Since the dataframe I am predicting on has > 100 features, I am using the following function to convert dataframe rows to RowData format for h2o (from here):
def rowToRowData(df: DataFrame, row: Row): RowData = {
val rowAsMap = row.getValuesMap[Any](df.schema.fieldNames)
val rowData = rowAsMap.foldLeft(new RowData()) { case (rd, (k,v)) =>
if (v != null) { rd.put(k, v.toString) }
rd
}
rowData
}
Then, I import the mojo model and create an easyPredictModel wrapper
val mojo = MojoModel.load("/path/to/mojo.zip")
val easyModel = new EasyPredictModelWrapper(mojo)
Now, I can make predictions on my dataframe (df
) by mapping over the rows if I collect it first, so the following works:
val predictions = df.collect().map { r =>
val rData = rowToRowData(df, r) . // convert row to RowData using function
val prediction = easyModel.predictBinomial(rData).label
(r.getAs[String]("id"), prediction.toInt)
}
.toSeq
.toDF("id", "prediction")
However, I wish to do this in parallel on the cluster since the final df will be too large to collect on the driver. But if I try to run the same code without collecting first:
val predictions = df.map { r =>
val rData = rowToRowData(df, r)
val prediction = easyModel.predictBinomial(rData).label
(r.getAs[String]("id"), prediction.toInt)
}
.toDF("id", "prediction")
I get the following errors:
18/01/03 11:34:59 WARN TaskSetManager: Lost task 0.0 in stage 118.0 (TID 9914, 213.248.241.182, executor 0): java.lang.ClassCastException: cannot assign instance of scala.collection.immutable.List$SerializationProxy to field org.apache.spark.rdd.RDD.org$apache$spark$rdd$RDD$$dependencies_ of type scala.collection.Seq in instance of org.apache.spark.rdd.MapPartitionsRDD
at java.io.ObjectStreamClass$FieldReflector.setObjFieldValues(ObjectStreamClass.java:2133)
at java.io.ObjectStreamClass.setObjFieldValues(ObjectStreamClass.java:1305)
at java.io.ObjectInputStream.defaultReadFields(ObjectInputStream.java:2024)

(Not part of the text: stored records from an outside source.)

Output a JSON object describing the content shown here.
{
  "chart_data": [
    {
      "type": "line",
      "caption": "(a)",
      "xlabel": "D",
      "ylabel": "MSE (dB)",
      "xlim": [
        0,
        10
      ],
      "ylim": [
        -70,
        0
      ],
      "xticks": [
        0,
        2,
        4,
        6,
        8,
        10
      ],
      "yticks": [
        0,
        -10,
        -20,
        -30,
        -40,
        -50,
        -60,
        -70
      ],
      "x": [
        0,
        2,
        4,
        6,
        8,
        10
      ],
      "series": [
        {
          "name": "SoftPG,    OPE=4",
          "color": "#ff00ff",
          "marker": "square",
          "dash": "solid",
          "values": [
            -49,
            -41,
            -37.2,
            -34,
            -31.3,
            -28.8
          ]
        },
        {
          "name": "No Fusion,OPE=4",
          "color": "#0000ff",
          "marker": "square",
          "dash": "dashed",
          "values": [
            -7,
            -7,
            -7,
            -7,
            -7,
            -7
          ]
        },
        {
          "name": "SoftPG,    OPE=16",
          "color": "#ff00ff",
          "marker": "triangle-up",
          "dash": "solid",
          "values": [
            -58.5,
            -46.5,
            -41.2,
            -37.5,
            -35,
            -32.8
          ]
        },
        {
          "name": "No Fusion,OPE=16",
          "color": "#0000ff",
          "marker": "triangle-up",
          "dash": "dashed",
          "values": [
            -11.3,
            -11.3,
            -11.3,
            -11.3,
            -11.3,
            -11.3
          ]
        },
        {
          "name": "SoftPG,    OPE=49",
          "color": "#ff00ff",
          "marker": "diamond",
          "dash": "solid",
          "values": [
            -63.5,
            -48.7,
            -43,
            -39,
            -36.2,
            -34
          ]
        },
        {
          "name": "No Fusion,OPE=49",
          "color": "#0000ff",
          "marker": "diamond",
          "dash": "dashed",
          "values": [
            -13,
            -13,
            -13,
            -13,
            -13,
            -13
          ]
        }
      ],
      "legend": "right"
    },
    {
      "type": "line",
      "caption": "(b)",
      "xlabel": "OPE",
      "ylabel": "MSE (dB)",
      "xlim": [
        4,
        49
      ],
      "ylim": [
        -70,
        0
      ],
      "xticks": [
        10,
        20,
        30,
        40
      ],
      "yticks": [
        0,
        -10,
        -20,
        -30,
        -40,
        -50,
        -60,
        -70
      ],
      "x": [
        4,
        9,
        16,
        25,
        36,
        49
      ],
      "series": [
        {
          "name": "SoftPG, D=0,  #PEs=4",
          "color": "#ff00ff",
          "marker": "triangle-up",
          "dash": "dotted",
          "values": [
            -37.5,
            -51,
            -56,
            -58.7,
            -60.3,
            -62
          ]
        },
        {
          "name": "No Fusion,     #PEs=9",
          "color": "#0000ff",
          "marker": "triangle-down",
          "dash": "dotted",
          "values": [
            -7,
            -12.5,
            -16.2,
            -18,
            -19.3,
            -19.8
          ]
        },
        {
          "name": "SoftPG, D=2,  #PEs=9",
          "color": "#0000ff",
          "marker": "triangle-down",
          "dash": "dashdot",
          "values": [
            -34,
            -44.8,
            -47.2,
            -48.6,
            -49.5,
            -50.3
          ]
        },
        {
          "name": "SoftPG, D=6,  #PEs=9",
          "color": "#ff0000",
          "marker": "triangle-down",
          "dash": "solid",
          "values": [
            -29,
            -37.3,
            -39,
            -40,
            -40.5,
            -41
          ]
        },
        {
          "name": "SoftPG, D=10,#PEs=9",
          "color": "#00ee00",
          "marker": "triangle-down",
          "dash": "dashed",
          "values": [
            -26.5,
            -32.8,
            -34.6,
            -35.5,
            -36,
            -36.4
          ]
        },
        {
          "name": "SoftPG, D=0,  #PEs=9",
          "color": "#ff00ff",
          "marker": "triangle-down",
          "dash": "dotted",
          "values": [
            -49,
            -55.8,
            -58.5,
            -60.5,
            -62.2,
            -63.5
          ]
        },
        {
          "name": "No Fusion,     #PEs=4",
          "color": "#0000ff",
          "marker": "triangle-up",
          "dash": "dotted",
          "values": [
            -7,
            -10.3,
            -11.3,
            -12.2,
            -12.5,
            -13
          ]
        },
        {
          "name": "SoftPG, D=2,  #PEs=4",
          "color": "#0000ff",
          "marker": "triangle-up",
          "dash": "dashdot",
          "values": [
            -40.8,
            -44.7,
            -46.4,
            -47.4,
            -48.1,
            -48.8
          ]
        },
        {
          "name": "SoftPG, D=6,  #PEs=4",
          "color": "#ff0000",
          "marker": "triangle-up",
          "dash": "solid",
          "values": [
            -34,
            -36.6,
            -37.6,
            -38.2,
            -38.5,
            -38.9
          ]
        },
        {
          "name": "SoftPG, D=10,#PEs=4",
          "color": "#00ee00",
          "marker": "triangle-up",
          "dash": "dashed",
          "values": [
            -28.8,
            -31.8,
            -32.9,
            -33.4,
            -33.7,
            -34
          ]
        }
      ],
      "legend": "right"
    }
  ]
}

at java.io.ObjectInputStream.readSerialData(ObjectInputStream.java:1942)
at java.io.ObjectInputStream.readOrdinaryObject(ObjectInputStream.java:1808)
at java.io.ObjectInputStream.readObject0(ObjectInputStream.java:1353)
at java.io.ObjectInputStream.defaultReadFields(ObjectInputStream.java:2018)
at java.io.ObjectInputStream.readSerialData(ObjectInputStream.java:1942)
at java.io.ObjectInputStream.readOrdinaryObject(ObjectInputStream.java:1808)
at java.io.ObjectInputStream.readObject0(ObjectInputStream.java:1353)
at java.io.ObjectInputStream.readObject(ObjectInputStream.java:373)
at org.apache.spark.serializer.JavaDeserializationStream.readObject(JavaSerializer.scala:75)
at org.apache.spark.serializer.JavaSerializerInstance.deserialize(JavaSerializer.scala:114)
at org.apache.spark.scheduler.ResultTask.runTask(ResultTask.scala:80)
at org.apache.spark.scheduler.Task.run(Task.scala:108)
at org.apache.spark.executor.Executor$TaskRunner.run(Executor.scala:335)
at java.util.concurrent.ThreadPoolExecutor.runWorker(ThreadPoolExecutor.java:1142)
at java.util.concurrent.ThreadPoolExecutor$Worker.run(ThreadPoolExecutor.java:617)
at java.lang.Thread.run(Thread.java:745)
So it looks like a datatype mismatch. I have tried converting the dataframe to an rdd first (i.e. df.rdd.map
, but get the same errors), doing df.mapPartition
, or placing the rowToData
function code within the map, but nothing has worked so far.
Any ideas on the best way to achieve this?